Agendada por Aurélio Nomura, reunião contou com a presença do secretário e de dirigentes do Gigante (Aldo Shiguti)
Agendada por Aurélio Nomura, reunião contou com a presença do secretário e de dirigentes do Gigante (Aldo Shiguti)

Respeito à história – Para o secretário, a ideia é “tentar buscar pontos de convergências entre diretrizes públicas que são necessárias, ou seja, o princípío da transparência, o principio da utillização pública de um espaço público de forma a ser aberto à toda a comudade e junto com isso, respeitar aquilo que o Gigante construiu ao longo do tempo”. Segundo Carlos Bezerra, “tem história, tem caminhada, tem luta, tem uma série de coisas” envolvidas.
Ele lembra que esteve no estádio fazendo uma visita e “ouvi demandas legitimas”. “O nosso interesse é encontrar um caminho claro”, disse o secretário, que propôs um diálogo entre representantes do clube e o novo adminstrador do Bom Retiro, Bruno Estevão. Nós orientamos que o coordenador que está lá buscasse uma comissão do Gigante e iniciasse um diálologo supervisionado pela Secretaria para que a gente pudesse formalmente colocar as demandas na mesa. E que isso fosse tratado de maneira transparente e pública. E da nossa parte, observaríamos e estudaríamos o que cabe ou não para ampliar ainda mais a divulgação, o estíumulo e a prática do beisebol na cidade”, comentou o secretário, destacando que, da maneira como está hoje, o clube encontra-se numa situação “extremamente frágil porque não tem sustenção jurídica nenhuma”.
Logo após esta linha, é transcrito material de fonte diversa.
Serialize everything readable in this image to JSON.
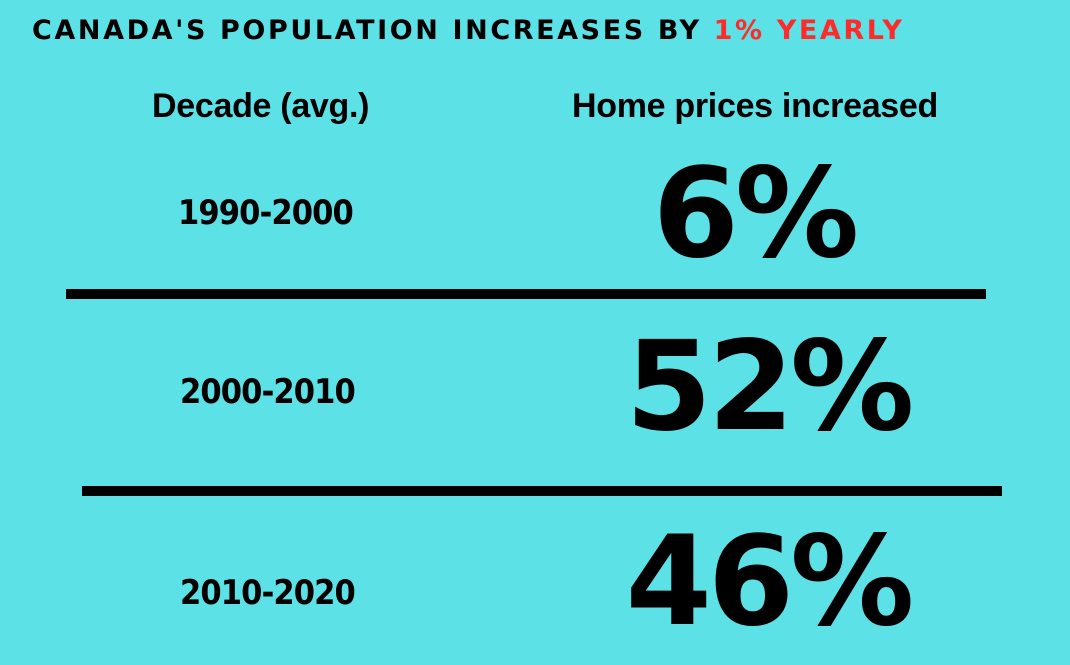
{
  "title": {
    "prefix": "CANADA'S POPULATION INCREASES BY ",
    "highlight": "1% YEARLY",
    "highlight_color": "#ff2a2a"
  },
  "headers": {
    "decade": "Decade (avg.)",
    "prices": "Home prices increased"
  },
  "rows": [
    {
      "decade": "1990-2000",
      "value": "6%"
    },
    {
      "decade": "2000-2010",
      "value": "52%"
    },
    {
      "decade": "2010-2020",
      "value": "46%"
    }
  ],
  "background_color": "#5ce1e6"
}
Cabo de guerra – Segundo ele, “não podemos achar em momento algum que nós estamos num cabo de guerra”. “Existe um respeito pela história que vocês construíram, pelo que vocês fizeram pelo beisebol do país”, afirmou, acrescentando que “nosso trabalho incessante é de buscar a melhoria do clube, o incentivo à prártica do beisebol e a abertura dos espaços públicos para a comunidade”. A pergunta é : “Como fazer isso juntos?”
“A questão é, precisamos avançar e toda mudança demanda, de ambas a partes, de esforços. Ninguém aqui vai agir de forma intempestiva. Nossa política aqui é de escutar, de respeito e de trato transparente”, disse, explicando que “esse impasse me parece muito mais uma questão de comunicação que propriamente um impasse”, observou.
Uma nova conversa ficou agendada para esta quarta-feira, 17, com a participação do chefe de Gabinete da Seme (representando o secretário); de Décio Oda (coordenador de governo local – Subprefeitura do Ipiranga, reperesentando o vereador Aurélio Nomura) e Raquel Wainer (representando o Gigante).